Marie Jean Antoine Nicolas de Caritat, marquis de Condorcet
(1743-1794)
Extrait de "Réflexions sur l'esclavage des Nègres",
Neufchâtel, 1781.
On dit, pour excuser l'esclavage des Nègres achetés en
Afrique, que ces malheureux sont ou des criminels condamnés au dernier
supplice, ou des prisonniers de guerre, qui seraient mis à mort
s'ils n'étaient pas achetés par des européens.
D'après ce raisonnement, quelques écrivains nous présentent
la traite des Nègres comme étant presque un acte d'humanité.
Mais nous observons :
-
Que ce fait n'est pas prouvé, et n'est pas même vraisemblable.
Quoi ! Avant que les Européens achetassent des Nègres, les
Africains égorgeaient tous leurs prisonniers ! Ils tuaient non seulement
les femmes mariées, comme c'était, dit ont, autrefois l'usage
chez une horde de voleurs orientaux, mais même les filles non mariées,
ce qui n'a jamais été rapporté d'aucun peuple. Quoi
! Si nous n'allions pas chercher des Nègres en Afrique, les Africains
tueraient des esclaves qu'ils destinent maintenant à être
vendus ! Chacun des deux partis aimerait mieux assommer ses prisonniers
que de les échanger ! Pour croire des faits invraisemblables, il
faut des témoignages imposants, et nous n'avons icic que ceux des
gens employés au commerce des Nègres. Je n'ai jamais eu l'occasion
de les fréquenter ; mais il y avait chez les romains des hommes
livrés au même commerce, et leur nom est encore une injure.
-
En supposant qu'on sauve la vie des Nègres qu'on achète,
on ne commet pas moins un crime en l'achetant, si c'est pour le revendre
ou le réduire en esclavage. C'est précisément l'action
d'un homme qui, après avoir sauvé un malheureux poursuivi
par des assassins, le volerait. Ou bien si on suppose que les Européens
ont déterminé les Africains à ne plus tuer leurs prisonniers,
ce serait l'action d'un homme qui serait parvenu à dégoûter
les brigand d'assassiner des passants, et les aurait engagés à
se contenter de les voler avec lui. Dirait-on dans l'une ou dans l'autre
de ces suppositions que cet homme n'est pas un voleur ? Un homme qui, pour
en sauver un autre de la mort, donnerait de son nécessaire, serait
sans doute en droit d'exiger un dédommagement ; il pourrait acquérir
un droit sur le bien et même sur le travail de celui qu'il a sauvé.

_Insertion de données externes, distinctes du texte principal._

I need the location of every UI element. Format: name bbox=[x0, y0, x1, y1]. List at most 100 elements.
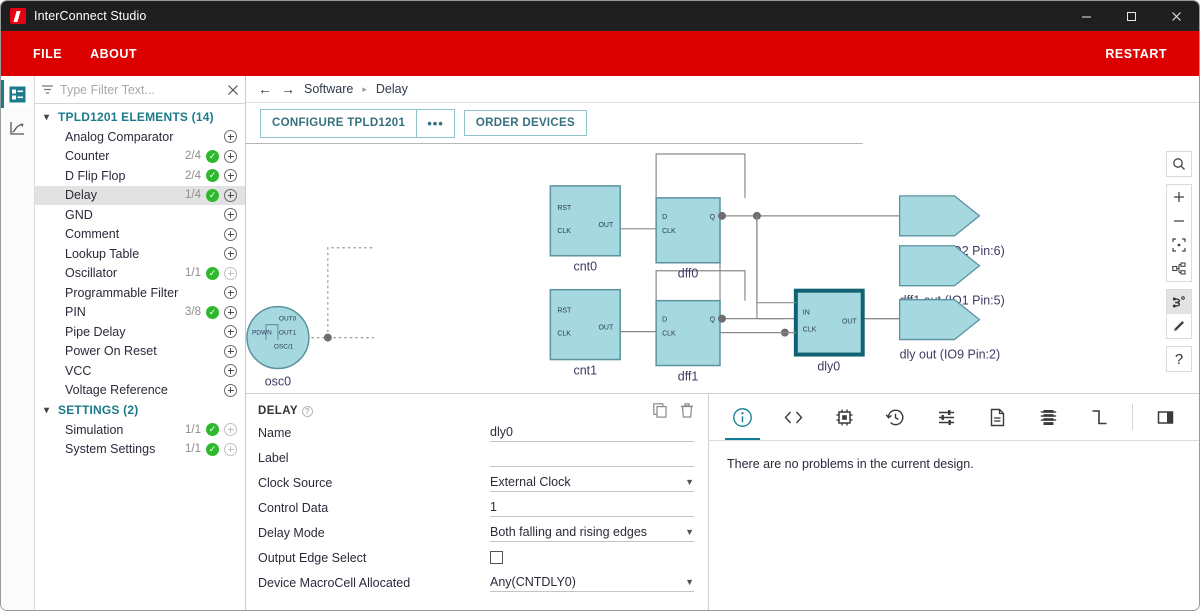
property-label: Control Data bbox=[258, 501, 329, 515]
delay-mode-select[interactable]: Both falling and rising edges ▼ bbox=[490, 525, 694, 542]
schematic-output-dly: dly out (IO9 Pin:2) bbox=[898, 299, 1000, 362]
pen-tool-icon[interactable] bbox=[1167, 314, 1191, 338]
property-row: Name dly0 bbox=[258, 425, 694, 442]
tree-item-lookup-table[interactable]: Lookup Table✓ bbox=[35, 244, 245, 264]
breadcrumb-software[interactable]: Software bbox=[304, 82, 353, 96]
tab-chip[interactable] bbox=[819, 394, 870, 440]
svg-text:dff1: dff1 bbox=[678, 369, 699, 383]
filter-input[interactable] bbox=[60, 82, 221, 97]
device-macrocell-select[interactable]: Any(CNTDLY0) ▼ bbox=[490, 575, 694, 592]
svg-text:RST: RST bbox=[557, 308, 572, 315]
add-element-icon[interactable] bbox=[224, 188, 237, 202]
waveform-view-icon[interactable] bbox=[5, 115, 31, 141]
chevron-down-icon[interactable]: ▾ bbox=[44, 405, 54, 416]
back-arrow-icon[interactable]: ← bbox=[258, 81, 272, 97]
tree-item-oscillator[interactable]: Oscillator 1/1 ✓ bbox=[35, 264, 245, 284]
tree-item-label: Analog Comparator bbox=[65, 129, 174, 144]
add-element-icon[interactable] bbox=[224, 130, 237, 144]
menu-about[interactable]: ABOUT bbox=[76, 41, 151, 67]
zoom-out-icon[interactable] bbox=[1167, 209, 1191, 233]
tab-history[interactable] bbox=[870, 394, 921, 440]
tree-item-gnd[interactable]: GND✓ bbox=[35, 205, 245, 225]
route-wire-icon[interactable] bbox=[1167, 290, 1191, 314]
tree-item-power-on-reset[interactable]: Power On Reset✓ bbox=[35, 342, 245, 362]
checkbox-icon[interactable] bbox=[490, 551, 503, 564]
menu-file[interactable]: FILE bbox=[19, 41, 76, 67]
tree-item-delay[interactable]: Delay 1/4 ✓ bbox=[35, 185, 245, 205]
tab-document[interactable] bbox=[972, 394, 1023, 440]
configure-more-button[interactable]: ••• bbox=[416, 108, 455, 138]
tree-item-simulation[interactable]: Simulation 1/1 ✓ bbox=[35, 420, 245, 440]
schematic-canvas[interactable]: RST CLK OUT cnt0 D CLK Q dff0 PDWN OUT0 … bbox=[246, 143, 1199, 393]
copy-icon[interactable] bbox=[653, 403, 668, 418]
add-element-icon[interactable] bbox=[224, 344, 237, 358]
tab-panel-toggle[interactable] bbox=[1140, 394, 1191, 440]
components-view-icon[interactable] bbox=[1, 80, 31, 108]
zoom-fit-icon[interactable] bbox=[1167, 233, 1191, 257]
clock-source-select[interactable]: External Clock ▼ bbox=[490, 475, 694, 492]
tree-item-voltage-reference[interactable]: Voltage Reference✓ bbox=[35, 381, 245, 401]
add-element-icon[interactable] bbox=[224, 247, 237, 261]
add-element-icon[interactable] bbox=[224, 286, 237, 300]
chevron-down-icon[interactable]: ▾ bbox=[44, 112, 54, 123]
add-element-icon[interactable] bbox=[224, 305, 237, 319]
restart-button[interactable]: RESTART bbox=[1091, 41, 1181, 67]
add-element-icon bbox=[224, 442, 237, 456]
tab-waveform[interactable] bbox=[1074, 394, 1125, 440]
tab-ic[interactable] bbox=[1023, 394, 1074, 440]
application-window: InterConnect Studio FILE ABOUT RESTART T… bbox=[0, 0, 1200, 611]
clear-icon[interactable] bbox=[227, 84, 239, 96]
tab-settings[interactable] bbox=[921, 394, 972, 440]
close-button[interactable] bbox=[1154, 1, 1199, 31]
label-field[interactable] bbox=[490, 450, 694, 467]
tree-item-vcc[interactable]: VCC✓ bbox=[35, 361, 245, 381]
add-element-icon[interactable] bbox=[224, 364, 237, 378]
tree-item-system-settings[interactable]: System Settings 1/1 ✓ bbox=[35, 440, 245, 460]
property-label: Label bbox=[258, 451, 289, 465]
search-icon[interactable] bbox=[1167, 152, 1191, 176]
tree-group-settings[interactable]: ▾ SETTINGS (2) bbox=[35, 400, 245, 420]
tree-item-pin[interactable]: PIN 3/8 ✓ bbox=[35, 303, 245, 323]
add-element-icon[interactable] bbox=[224, 208, 237, 222]
delete-icon[interactable] bbox=[680, 403, 694, 418]
schematic-canvas-wrapper[interactable]: RST CLK OUT cnt0 D CLK Q dff0 PDWN OUT0 … bbox=[246, 143, 1199, 393]
add-element-icon[interactable] bbox=[224, 383, 237, 397]
tree-item-programmable-filter[interactable]: Programmable Filter✓ bbox=[35, 283, 245, 303]
property-row: Control Data 1 bbox=[258, 500, 694, 517]
svg-text:RST: RST bbox=[557, 205, 572, 212]
control-data-field[interactable]: 1 bbox=[490, 500, 694, 517]
help-icon[interactable]: ? bbox=[1167, 347, 1191, 371]
check-icon: ✓ bbox=[206, 188, 219, 202]
add-element-icon[interactable] bbox=[224, 325, 237, 339]
chevron-down-icon[interactable]: ▼ bbox=[685, 477, 694, 487]
chevron-down-icon[interactable]: ▼ bbox=[685, 527, 694, 537]
tree-group-tpld1201-elements[interactable]: ▾ TPLD1201 ELEMENTS (14) bbox=[35, 107, 245, 127]
zoom-in-icon[interactable] bbox=[1167, 185, 1191, 209]
help-circle-icon[interactable]: ? bbox=[301, 405, 313, 417]
tab-code[interactable] bbox=[768, 394, 819, 440]
tree-item-pipe-delay[interactable]: Pipe Delay✓ bbox=[35, 322, 245, 342]
add-element-icon[interactable] bbox=[224, 149, 237, 163]
properties-panel: DELAY ? Name dly0 Label Clock Source Ext… bbox=[246, 394, 709, 610]
tree-item-comment[interactable]: Comment✓ bbox=[35, 225, 245, 245]
tree-item-count: 1/1 bbox=[185, 267, 201, 280]
name-field[interactable]: dly0 bbox=[490, 425, 694, 442]
chevron-down-icon[interactable]: ▼ bbox=[685, 577, 694, 587]
layout-tree-icon[interactable] bbox=[1167, 257, 1191, 281]
order-devices-button[interactable]: ORDER DEVICES bbox=[463, 110, 587, 136]
forward-arrow-icon[interactable]: → bbox=[281, 81, 295, 97]
tree-item-d-flip-flop[interactable]: D Flip Flop 2/4 ✓ bbox=[35, 166, 245, 186]
add-element-icon[interactable] bbox=[224, 169, 237, 183]
tree-item-counter[interactable]: Counter 2/4 ✓ bbox=[35, 147, 245, 167]
maximize-button[interactable] bbox=[1109, 1, 1154, 31]
tree-item-label: Programmable Filter bbox=[65, 285, 179, 300]
minimize-button[interactable] bbox=[1064, 1, 1109, 31]
tree-item-analog-comparator[interactable]: Analog Comparator✓ bbox=[35, 127, 245, 147]
tab-info[interactable] bbox=[717, 394, 768, 440]
add-element-icon[interactable] bbox=[224, 227, 237, 241]
check-icon: ✓ bbox=[206, 442, 219, 456]
configure-button[interactable]: CONFIGURE TPLD1201 bbox=[260, 108, 417, 138]
tree-item-label: PIN bbox=[65, 305, 86, 320]
breadcrumb-delay[interactable]: Delay bbox=[376, 82, 408, 96]
output-edge-select-checkbox[interactable] bbox=[490, 550, 694, 567]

Quoique je ne sois pas de la même couleur que vous, je vous ai
toujours regardé comme mes frères. La nature vous a formés
pour avoir le même esprit, la même raison, les mêmes
vertus que les Blancs. Je ne parle ici que de ceux d'Europe ; car pour
les Blanc des colonies, je ne vous fais pas l'injure de les comparer à
vous ; je sais combien de fois votre fidélité, votre probité,
votre courage ont fait rougir vos maîtres. Si on allait chercher
un homme dans les îles de l'Amérique, ce ne serait point parmi
les gens de chaire blanche qu'on le trouverait.

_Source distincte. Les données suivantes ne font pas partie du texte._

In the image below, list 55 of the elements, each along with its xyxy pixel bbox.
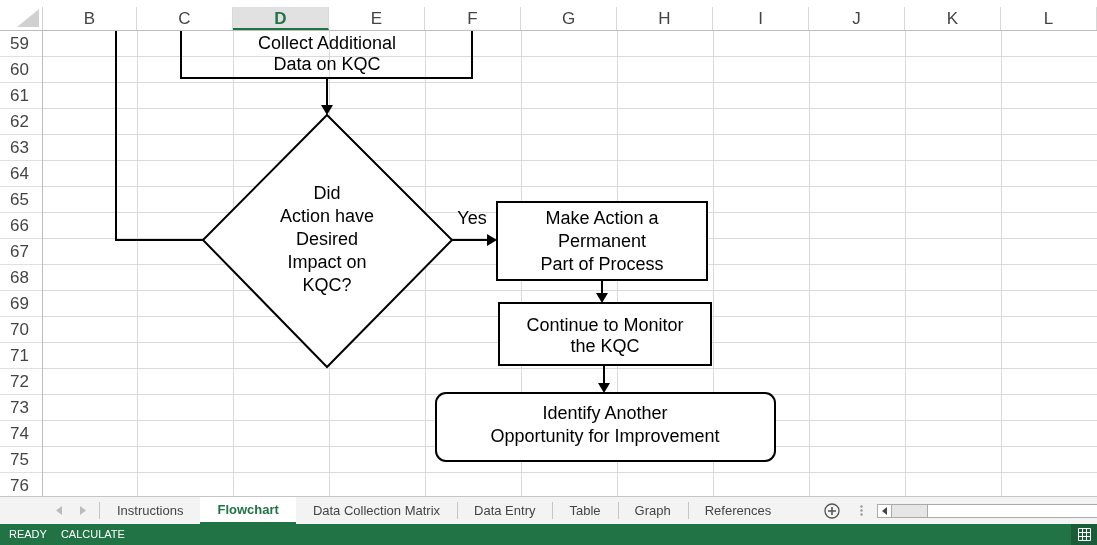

Votre suffrage ne procure point de places dans les colonies ; votre
protection ne fait point obtenir de pensions ; vous n'avez pas de quoi
soudoyer les avocats : il n'est donc pas étonnant que vos maîtres
trouvent plus de gens qui se déshonorent en défendant leur
cause, que vous n'en avez trouvés qui se soient honorés en
défendant la votre. Il y a même des pays où ceux qui
voudraient écrire en votre faveur n'en auraient point la liberté.
Tous ceux qui se sont enrichis dans les îles aux dépens
de vos travaux et de vos souffrances, ont, à leur retour, le droit
de vous insulter dans des libelles calomnieux ; mais il n'est point permis
de leur répondre. Telle est l'idée que vos maîtres
ont de la bonté et de leurs droits ; telle est la conscience qu'ils
ont de leur humanité à votre égard. Mais cette injustice
n'a pas été pour moi qu'une raison de plus pour prendre,
dans un pays libre, la défense de la liberté des hommes.
Je sais que vous ne connaîtrez jamais cet ouvrage, et la douceur
d'être béni par vous me sera toujours refusée. Mais
j'aurai satisfait mon cœur déchiré par le spectacle de vos
maux, soulevé par l'insolence absurde des sophismes de vos tyrans.
Je n'emploierai point l'éloquence, mais la raison ; je parlerai,
non des intérêts du commerce, mais des lois de la justice.
Vos tyrans me reprocheront de ne dire que des choses communes, et de
n'avoir que des idées chimériques : en effet, rien n'est
plus commun que les maximes de l'humanité et la justice ; rien n'est
plus chimérique que de proposer aux hommes d'y conformer leur conduite.